While I appreciate various business drivers and motivations exist to
deploy software solutions to modify & optimize routing on the fly, I
think I disagree with you on this one point.

Operators *literally* have to go out of their way to configure Noction
to be safe to use. It is not safe to use out of the box. Page 29:

    """
    improvements should be stopped from propagating across routing
    domains. A route map is used to address this.
    [snip]
    Refer your router capabilities in order to produce the correct route
    map. The route map MUST be integrated into existing route maps. It
    is not sufficient to simply append them.
    """
    (red: Noction calls the synthetic unauthorized more-specific hijack
          route announcements "improvements")

From Noction's other documentation at Do route optimizers cause fake routes? | Noction

    """
    In order to further reduce the likelihood of these problems
    occurring in the future, we will be adding a feature within
    Noction IRP to give an option to tag all the more specific
    prefixes that it generates with the BGP NO_EXPORT community.
    -->>> This will not be enabled by default <<<---
          ^^^^^^^^^^^^^^^^^^^^^^^^^^^^^^^^^^^
    """

Noction made their software UNSAFE BY DEFAULT. In my opinion this is a
very poor product design choice, and the very reason we keep coming back
to this specific topic.

Other routing optimizers product never make the news, guess what they
all have in common?
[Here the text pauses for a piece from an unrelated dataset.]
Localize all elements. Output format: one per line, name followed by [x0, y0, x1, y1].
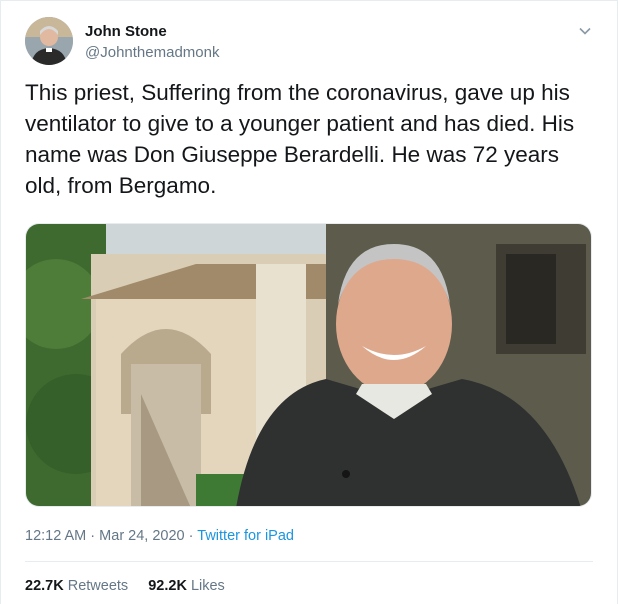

They set NO_EXPORT by default! :slight_smile:

Efforts to define new extensions to the BGP protocol to make this type
of product safer in use (creating a new AFI/SAFI or something else) via
IETF is interesting, but it appears Noction is not even doing the bare
minimum within the existing standards.

Kind regards,

Job

Sure, alright but given what you just said doesn’t it seem odd that there is still a static BGP tiebreaker in 2024?

Yes, it really doesn’t have anything to do with one ASN’s particular outbound routing policy.

It only matters if that routing policy gets outside of that one ASN.